About the Author(s)


Keshena Naidoo Email symbol
School of Medicine, Department of Family Medicine, Faculty of Health Sciences, Nelson Mandela University, Gqerberha, South Africa

Discipline of Family Medicine, College of Health Sciences, University of KwaZulu-Natal, Durban, South Africa

Monjural Hoque symbol
KwaDabeka Community Health Centre, eThekwini Health District, KwaZulu-Natal Department of Health, Clermont, South Africa

Maariyah Hoque symbol
South African College of Applied Psychology, Faculty of Applied Psychology, Durban, South Africa

Somaya Buckus symbol
KwaDabeka Community Health Centre, eThekwini Health District, KwaZulu-Natal Department of Health, Clermont, South Africa

Citation


Naidoo K, Hoque M, Hoque M, Buckus S. A retrospective review of screening for HIV, syphilis and anaemia on first antenatal care visits at a midwife-run obstetric unit in South Africa. S Afr Fam Pract. 2026;68(1), a6261. https://doi.org/10.4102/safp.v68i1.6261

Original Research

A retrospective review of screening for HIV, syphilis and anaemia on first antenatal care visits at a midwife-run obstetric unit in South Africa

Keshena Naidoo, Monjural Hoque, Maariyah Hoque, Somaya Buckus

Received: 02 Nov. 2025; Accepted: 04 Mar. 2026; Published: 09 Apr. 2026

Copyright: © 2026. The Authors. Licensee: AOSIS.
This work is licensed under the Creative Commons Attribution 4.0 International (CC BY 4.0) license (https://creativecommons.org/licenses/by/4.0/).

Abstract

Background: Early enrolment for antenatal care (ANC) is an important strategy in improving perinatal and maternal outcomes. Treatable conditions in pregnancy, such as anaemia, human immunodeficiency virus (HIV), and syphilis can be identified and treated in the early antenatal period, thereby improving maternal and foetal outcomes. However, late enrolment for ANC is a concerning problem, especially in high HIV-prevalence settings, such as South Africa.

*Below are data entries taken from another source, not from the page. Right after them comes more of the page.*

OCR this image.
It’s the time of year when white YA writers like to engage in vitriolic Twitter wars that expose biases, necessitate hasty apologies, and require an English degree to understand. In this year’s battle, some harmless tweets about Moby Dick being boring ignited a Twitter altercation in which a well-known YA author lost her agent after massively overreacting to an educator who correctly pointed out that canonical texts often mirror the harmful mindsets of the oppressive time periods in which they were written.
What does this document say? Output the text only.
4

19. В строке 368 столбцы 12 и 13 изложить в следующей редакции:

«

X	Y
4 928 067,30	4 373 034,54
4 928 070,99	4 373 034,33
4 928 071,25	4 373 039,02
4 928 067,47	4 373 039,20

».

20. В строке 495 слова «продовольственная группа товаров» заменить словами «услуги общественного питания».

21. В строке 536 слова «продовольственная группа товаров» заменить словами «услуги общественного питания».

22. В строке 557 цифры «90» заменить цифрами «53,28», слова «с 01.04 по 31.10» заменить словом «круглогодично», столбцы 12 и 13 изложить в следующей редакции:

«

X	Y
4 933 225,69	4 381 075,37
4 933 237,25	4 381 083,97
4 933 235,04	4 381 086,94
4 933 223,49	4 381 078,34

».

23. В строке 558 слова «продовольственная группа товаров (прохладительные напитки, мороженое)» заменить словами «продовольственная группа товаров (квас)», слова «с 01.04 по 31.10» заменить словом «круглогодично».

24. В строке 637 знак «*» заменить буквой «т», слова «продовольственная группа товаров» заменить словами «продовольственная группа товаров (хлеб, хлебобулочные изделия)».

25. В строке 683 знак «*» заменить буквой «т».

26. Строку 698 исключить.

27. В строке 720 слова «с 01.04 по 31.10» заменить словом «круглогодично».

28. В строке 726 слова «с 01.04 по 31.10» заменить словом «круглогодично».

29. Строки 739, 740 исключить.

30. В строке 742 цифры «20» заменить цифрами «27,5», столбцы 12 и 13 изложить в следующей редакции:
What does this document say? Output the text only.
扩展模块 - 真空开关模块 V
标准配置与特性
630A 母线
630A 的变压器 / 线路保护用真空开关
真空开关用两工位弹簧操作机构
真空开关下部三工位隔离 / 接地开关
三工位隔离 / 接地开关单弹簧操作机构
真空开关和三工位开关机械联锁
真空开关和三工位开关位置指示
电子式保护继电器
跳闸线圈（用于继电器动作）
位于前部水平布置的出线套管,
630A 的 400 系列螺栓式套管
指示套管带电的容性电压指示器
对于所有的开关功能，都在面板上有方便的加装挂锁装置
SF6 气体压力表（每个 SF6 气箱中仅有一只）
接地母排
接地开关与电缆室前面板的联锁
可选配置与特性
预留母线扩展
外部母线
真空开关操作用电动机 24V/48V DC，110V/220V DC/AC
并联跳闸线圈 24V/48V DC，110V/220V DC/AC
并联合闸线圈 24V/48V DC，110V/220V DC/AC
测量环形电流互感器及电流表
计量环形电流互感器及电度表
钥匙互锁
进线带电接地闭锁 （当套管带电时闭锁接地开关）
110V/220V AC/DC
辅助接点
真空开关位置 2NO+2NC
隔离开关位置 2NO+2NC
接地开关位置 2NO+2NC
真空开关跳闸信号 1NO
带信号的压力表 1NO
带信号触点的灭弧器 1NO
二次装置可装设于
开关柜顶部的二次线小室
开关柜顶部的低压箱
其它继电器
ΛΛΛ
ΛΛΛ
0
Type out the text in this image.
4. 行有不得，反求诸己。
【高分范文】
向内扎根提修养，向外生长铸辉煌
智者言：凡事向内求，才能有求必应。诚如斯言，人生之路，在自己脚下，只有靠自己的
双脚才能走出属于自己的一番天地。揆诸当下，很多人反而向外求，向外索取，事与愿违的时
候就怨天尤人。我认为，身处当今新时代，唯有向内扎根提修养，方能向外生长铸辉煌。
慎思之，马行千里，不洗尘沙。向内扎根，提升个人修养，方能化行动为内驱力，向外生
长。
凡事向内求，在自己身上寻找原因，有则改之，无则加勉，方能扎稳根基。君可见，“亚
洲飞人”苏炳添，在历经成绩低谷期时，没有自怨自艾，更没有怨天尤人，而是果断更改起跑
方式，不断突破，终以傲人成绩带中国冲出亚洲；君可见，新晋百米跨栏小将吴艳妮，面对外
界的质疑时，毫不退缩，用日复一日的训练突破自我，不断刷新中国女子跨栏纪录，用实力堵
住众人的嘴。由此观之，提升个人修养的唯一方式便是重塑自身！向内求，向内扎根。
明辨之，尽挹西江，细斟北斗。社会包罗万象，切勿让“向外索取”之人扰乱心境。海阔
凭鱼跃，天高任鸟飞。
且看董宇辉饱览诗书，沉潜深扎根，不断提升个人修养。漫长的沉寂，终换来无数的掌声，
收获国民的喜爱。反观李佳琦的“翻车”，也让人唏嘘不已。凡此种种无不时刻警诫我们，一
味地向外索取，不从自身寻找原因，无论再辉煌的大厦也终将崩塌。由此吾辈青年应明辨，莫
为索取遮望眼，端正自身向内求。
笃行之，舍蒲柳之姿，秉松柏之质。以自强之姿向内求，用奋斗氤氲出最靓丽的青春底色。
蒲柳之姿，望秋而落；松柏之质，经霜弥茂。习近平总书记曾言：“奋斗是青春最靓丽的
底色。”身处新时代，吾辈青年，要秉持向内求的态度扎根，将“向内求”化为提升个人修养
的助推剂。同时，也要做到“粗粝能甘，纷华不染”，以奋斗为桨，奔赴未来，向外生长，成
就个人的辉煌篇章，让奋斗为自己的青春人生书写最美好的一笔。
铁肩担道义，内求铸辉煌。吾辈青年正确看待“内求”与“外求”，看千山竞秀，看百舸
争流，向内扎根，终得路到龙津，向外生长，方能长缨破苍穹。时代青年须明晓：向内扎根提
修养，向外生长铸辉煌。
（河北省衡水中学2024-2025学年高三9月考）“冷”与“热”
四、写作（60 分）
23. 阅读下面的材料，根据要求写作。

The aim of this study was to evaluate screening of pregnant women fro HIV, syphilis and anaemia on the first antenatal visit at a midwife-run obstetric unit in KwaZulu-Natal, South Africa.

Methods: This audit of maternity case records at a primary health care facility in South Africa focuses on the screening for treatable conditions (i.e. HIV, syphilis and anaemia) among women presenting for their first antenatal visit.

Results: Data were extracted from the files of 400 (87.7%) of the 456 women who enroled for ANC between July and December 2023. There was good coverage for screening of HIV, syphilis and anaemia. The prevalence of anaemia among women enrolling for ANC was 25% (n = 99), 40.8% (n = 100) of participants were HIV positive (n = 100) and 2.5% (n = 10) tested positive for syphilis. Of concern, less than 20% (n = 72) enrolled for ANC in the first trimester, thereby limiting the effectiveness of ANC interventions.

Conclusion: The low uptake of early ANC services is of concern, especially in high HIV-prevalence settings.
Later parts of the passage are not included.